LeSS is natural
I realize that LeSS is a natural way to scale. And let me illustrate.
LeSS is still Scrum
LeSS provides two different large-scale frameworks: LeSS for 2-8 teams and LeSS huge for 8+ teams. We focus on LeSS here. LeSS is trying to reach the same purpose as one-team Scrum while staying within the constraints of the standard Scrum rules. So, let's examine what's essential for one-team Scrum.
One summary could be "deliver value on sprint basis". This is achieved by one Product Backlog (PB) by one Product Owner (PO), representing value; and one Team self-organizing to deliver at the end of each Sprint, getting Done and leading to one Potentially Shippable Product Increment (PSPI).
That basically has:
- One PO and one PB
- One Done and one PSPI
- One Sprint
- One Team
What's the challenge when scaling? Team size is too big. We need to split them into multiple teams. Think about 20 people, we may split them into 3 teams. But meanwhile keep the rest as intact as possible.
That leads to:
- One PO and one PB
- One Done and one PSPI
- One Sprint
- Multiple Teams
The design goal for team structure is to enable any Team (after splitting) take items from one PB, get to common Done and become part of common PSPI (integrated with other items done by other Teams). Feature team (the majority of the teams) is thus a natural choice.
This is LeSS way, and it is natural to scale this way. More reference here.
Scale Scrum when we grow
In a recent scaling workshop, an interesting comment was raised. "We pretty much did LeSS even without knowing it." I dug deeper on how it evolved. It turned out that they started with one-team Scrum, but grew to the size that is too big for one-team any more. They tried to introduce minimal change by splitting the big team into several small parallel teams. By "parallel", i mean that they could work on any item in the common backlog and didn't create specialization area to constraint themselves. This worked well for them.

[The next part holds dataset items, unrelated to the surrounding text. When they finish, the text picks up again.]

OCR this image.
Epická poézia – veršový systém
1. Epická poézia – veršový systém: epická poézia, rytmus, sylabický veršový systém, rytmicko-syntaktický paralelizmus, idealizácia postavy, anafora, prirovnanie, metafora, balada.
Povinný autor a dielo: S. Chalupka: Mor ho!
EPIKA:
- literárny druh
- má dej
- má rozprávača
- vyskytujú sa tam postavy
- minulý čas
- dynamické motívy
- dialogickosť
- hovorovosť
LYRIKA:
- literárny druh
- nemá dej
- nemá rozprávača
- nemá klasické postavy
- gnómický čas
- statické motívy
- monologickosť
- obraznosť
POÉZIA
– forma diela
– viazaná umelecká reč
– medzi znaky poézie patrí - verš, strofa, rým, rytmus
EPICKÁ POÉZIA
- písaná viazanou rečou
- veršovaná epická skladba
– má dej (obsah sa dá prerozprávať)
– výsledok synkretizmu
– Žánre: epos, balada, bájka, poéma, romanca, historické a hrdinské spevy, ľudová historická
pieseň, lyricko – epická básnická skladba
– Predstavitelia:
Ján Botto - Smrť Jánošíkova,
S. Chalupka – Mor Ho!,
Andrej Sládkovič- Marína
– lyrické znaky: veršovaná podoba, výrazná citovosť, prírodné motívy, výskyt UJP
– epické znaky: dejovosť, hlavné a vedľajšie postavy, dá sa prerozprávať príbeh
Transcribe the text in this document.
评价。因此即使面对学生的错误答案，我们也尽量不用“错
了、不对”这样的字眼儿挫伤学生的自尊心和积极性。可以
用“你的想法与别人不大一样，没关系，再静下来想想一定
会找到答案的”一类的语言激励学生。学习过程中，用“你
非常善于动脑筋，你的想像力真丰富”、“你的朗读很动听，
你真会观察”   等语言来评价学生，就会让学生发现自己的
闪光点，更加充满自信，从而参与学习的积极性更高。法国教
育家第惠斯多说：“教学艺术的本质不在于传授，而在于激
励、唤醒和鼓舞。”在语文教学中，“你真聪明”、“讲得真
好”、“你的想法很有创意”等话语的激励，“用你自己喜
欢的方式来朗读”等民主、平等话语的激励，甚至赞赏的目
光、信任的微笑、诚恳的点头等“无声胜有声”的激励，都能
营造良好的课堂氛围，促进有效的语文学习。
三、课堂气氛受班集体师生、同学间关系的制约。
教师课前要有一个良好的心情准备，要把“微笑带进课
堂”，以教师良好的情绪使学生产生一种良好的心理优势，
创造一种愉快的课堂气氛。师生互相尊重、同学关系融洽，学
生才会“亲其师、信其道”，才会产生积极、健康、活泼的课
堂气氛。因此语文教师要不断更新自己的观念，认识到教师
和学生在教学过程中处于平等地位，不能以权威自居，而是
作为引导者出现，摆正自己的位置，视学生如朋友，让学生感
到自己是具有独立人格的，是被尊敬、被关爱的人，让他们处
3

This reminded me of my previous experience. Back to 2005-2006, in my first Scrum project, we started from one team Scrum. After 6 months, it grew into 3 teams. We kept one PO and one Product Backlog. We shared the Sprint rhythm, defined common Done, had joint sprint planning and sprint review to keep the whole product focus. This is in line with LeSS. Again in 2008-2009, we had one team in my department, growing into 3 teams. It used similar approach leading to similar LeSS structure.
If you start with one team Scrum, it is rather natural to scale to LeSS. Moreover, regardless of how big the product eventually becomes, it is almost always wise to start from one team. Therefore, scale to LeSS, not start from LeSS.